Entre os parlamentares, o clima é de divisão. Parte defende cautela e lembra que decisões judiciais anteriores acabaram revertendo afastamentos impostos ao vereador. Em conversa com a imprensa, o vereador Rafael Ranalli (PL) afirmou que a Casa já viveu situação semelhante no ano passado e alertou para a necessidade de prudência antes de qualquer avanço político.
“Temos que esperar chegar e passar primeiro pela Procuradoria. Já enfrentamos esse mesmo episódio no ano passado. Depois, a Justiça pode entender que não houve nada, mandar pagar salário e devolver a cadeira. Então, é aguardar o parecer. Se vier ao plenário, o processo segue. São três operações, mas precisamos esperar o resultado das investigações”, declarou.

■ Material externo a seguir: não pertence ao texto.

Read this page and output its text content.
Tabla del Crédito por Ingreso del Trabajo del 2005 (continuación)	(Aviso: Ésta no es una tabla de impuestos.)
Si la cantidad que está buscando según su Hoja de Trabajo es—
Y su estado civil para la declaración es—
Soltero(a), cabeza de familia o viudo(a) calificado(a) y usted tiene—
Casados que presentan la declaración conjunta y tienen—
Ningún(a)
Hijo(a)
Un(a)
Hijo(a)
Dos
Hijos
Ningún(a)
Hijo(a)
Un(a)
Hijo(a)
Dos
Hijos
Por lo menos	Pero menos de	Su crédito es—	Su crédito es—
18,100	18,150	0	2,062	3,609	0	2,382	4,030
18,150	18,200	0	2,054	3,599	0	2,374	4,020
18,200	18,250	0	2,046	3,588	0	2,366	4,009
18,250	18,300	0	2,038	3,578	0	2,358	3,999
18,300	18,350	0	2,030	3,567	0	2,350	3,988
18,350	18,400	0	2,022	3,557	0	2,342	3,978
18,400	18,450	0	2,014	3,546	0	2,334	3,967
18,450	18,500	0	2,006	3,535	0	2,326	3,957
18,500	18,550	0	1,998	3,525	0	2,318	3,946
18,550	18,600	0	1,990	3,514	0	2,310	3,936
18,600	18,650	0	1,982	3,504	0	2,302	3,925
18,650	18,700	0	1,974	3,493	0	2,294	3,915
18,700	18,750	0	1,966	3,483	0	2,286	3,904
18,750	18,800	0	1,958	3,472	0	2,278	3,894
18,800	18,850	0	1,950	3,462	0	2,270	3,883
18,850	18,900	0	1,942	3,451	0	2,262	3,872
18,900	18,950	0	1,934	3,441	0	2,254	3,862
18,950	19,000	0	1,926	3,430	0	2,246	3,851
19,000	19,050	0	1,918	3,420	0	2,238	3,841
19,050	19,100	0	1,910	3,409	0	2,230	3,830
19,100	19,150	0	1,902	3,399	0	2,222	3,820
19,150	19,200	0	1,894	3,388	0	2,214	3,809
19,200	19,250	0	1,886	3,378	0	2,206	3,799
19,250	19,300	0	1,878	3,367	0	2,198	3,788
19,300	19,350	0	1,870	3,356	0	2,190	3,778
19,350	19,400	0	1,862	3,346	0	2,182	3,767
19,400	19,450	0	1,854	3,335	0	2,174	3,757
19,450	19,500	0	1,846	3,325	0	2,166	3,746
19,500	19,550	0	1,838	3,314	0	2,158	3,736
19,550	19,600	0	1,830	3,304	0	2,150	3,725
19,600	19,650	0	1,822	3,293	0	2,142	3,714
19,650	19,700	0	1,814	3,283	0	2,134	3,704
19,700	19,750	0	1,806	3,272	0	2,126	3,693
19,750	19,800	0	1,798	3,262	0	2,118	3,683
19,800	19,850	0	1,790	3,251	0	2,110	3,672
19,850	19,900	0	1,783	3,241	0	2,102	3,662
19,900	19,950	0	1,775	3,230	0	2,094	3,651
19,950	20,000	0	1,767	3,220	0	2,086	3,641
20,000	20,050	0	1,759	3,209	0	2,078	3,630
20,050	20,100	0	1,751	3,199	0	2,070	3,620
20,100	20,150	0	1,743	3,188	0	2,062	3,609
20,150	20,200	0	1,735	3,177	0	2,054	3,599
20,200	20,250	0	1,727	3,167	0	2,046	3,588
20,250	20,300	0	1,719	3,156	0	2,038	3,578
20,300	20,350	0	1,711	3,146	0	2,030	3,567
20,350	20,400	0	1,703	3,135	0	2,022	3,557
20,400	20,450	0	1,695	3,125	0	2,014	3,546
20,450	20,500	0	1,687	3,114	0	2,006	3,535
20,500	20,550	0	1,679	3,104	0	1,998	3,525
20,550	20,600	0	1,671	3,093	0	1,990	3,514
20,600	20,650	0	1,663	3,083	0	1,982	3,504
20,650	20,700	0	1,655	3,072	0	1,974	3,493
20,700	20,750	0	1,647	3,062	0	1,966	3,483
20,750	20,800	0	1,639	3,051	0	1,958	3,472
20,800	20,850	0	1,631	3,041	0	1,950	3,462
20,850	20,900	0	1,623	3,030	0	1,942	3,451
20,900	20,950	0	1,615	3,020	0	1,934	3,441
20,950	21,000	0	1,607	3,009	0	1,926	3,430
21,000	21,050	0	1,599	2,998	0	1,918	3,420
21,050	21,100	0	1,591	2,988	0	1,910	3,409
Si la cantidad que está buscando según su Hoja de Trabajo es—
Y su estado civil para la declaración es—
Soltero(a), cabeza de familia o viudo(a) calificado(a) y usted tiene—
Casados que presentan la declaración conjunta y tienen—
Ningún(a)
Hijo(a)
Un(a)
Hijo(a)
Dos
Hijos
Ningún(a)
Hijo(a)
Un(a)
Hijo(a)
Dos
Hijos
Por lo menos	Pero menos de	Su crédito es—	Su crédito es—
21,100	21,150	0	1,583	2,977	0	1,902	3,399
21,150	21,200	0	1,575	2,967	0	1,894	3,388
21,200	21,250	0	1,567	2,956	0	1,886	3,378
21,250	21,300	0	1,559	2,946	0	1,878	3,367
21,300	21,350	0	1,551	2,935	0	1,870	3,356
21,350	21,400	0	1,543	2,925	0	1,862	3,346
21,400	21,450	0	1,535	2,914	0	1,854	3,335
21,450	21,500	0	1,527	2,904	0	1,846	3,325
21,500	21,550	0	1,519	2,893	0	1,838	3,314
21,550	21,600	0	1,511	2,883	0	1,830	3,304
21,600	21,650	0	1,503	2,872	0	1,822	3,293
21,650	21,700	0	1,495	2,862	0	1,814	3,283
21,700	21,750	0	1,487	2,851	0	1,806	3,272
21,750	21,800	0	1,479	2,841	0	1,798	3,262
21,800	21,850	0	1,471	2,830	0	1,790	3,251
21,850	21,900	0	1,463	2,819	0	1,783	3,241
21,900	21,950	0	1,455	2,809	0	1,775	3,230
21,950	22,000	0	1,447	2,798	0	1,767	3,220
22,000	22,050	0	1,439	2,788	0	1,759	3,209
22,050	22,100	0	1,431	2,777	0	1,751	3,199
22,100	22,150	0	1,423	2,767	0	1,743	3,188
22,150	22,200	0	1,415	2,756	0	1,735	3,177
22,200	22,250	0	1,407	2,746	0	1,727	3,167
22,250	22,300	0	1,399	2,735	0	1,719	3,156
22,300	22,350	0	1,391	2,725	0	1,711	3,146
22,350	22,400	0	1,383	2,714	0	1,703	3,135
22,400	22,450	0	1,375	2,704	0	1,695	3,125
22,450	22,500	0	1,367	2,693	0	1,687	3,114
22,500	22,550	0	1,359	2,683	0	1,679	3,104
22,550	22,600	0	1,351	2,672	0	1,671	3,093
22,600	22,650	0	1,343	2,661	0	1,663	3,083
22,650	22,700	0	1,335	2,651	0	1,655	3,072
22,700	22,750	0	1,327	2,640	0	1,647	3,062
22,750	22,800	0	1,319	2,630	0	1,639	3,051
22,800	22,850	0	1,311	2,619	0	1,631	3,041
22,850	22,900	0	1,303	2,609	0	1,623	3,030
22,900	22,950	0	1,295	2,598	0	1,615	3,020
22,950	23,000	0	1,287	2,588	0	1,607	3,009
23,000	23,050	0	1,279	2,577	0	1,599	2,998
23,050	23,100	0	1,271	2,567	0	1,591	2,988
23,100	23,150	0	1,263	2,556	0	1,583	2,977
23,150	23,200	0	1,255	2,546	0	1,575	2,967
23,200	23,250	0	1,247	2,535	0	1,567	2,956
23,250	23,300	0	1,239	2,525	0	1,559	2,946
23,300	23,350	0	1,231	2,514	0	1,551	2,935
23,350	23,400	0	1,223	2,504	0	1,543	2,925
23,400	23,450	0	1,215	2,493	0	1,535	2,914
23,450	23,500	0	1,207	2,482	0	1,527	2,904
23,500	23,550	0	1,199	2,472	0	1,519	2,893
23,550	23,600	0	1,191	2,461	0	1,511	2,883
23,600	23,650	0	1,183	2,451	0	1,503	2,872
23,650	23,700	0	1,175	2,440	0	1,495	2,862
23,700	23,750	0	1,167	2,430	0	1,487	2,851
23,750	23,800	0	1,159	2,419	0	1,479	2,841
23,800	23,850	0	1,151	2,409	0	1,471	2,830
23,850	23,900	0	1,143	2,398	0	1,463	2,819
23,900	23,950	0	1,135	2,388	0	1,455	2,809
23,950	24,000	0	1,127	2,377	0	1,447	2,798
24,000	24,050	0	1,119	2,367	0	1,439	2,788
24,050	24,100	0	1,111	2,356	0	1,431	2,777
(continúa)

O vereador Daniel Monteiro (Republicanos) também demonstrou precaução. Segundo ele, ainda é cedo para qualquer posicionamento sem a leitura completa da denúncia. Daniel lembrou, inclusive, que uma representação anterior, apresentada pelo mesmo advogado, não avançou por falta de documentação mínima, e classificou a iniciativa como eleitoreira.
“Primeiro preciso analisar o teor da denúncia. No ano passado, ele apresentou uma que nem preenchia os critérios básicos de admissibilidade. Não foi sequer conhecida. O ex-juiz já tentou se candidatar várias vezes; está na hora de entender que o jogo político se resolve na urna, não na Justiça. Se houver provas robustas e condenações, a Câmara vai agir dentro da legalidade”, afirmou.
Na mesma linha, a vereadora Maysa Leão (Republicanos) destacou que a Câmara não pode substituir o Judiciário e que qualquer processo precisa estar sustentado em materialidade concreta. Ainda assim, reconheceu que sucessivos afastamentos de um vereador acabam afetando a imagem institucional da Casa.
“Precisamos analisar o documento. Da outra vez, não havia materialidade. Não somos justiceiros. Aqui é um Parlamento, não um tribunal. Sem elementos mínimos, não há abertura de processo. Isso é ruim para a Câmara, mas cada um responde pelo seu CPF”, pontuou.
Já a vereadora Samantha Iris (PL) avaliou que o pedido pode prosperar, desde que atenda rigorosamente às exigências legais. Para ela, o processo legislativo não se confunde com julgamento judicial, mas precisa respeitar normas e ritos internos.
O pedido de cassação foi apresentado no dia 27 de janeiro, mesma data em que foi deflagrada a mais recente operação policial envolvendo o parlamentar. Na representação, Julier Sebastião sustenta que Chico 2000 teria comprometido a imagem do Legislativo cuiabano ao ser alvo de três investigações em menos de um ano, além de continuar recebendo salários mesmo afastado do cargo.
“O representado vem causando prejuízos morais e financeiros à Câmara, ao expor negativamente a instituição e gerar descrédito ao trabalho do Legislativo”, aponta um trecho do documento.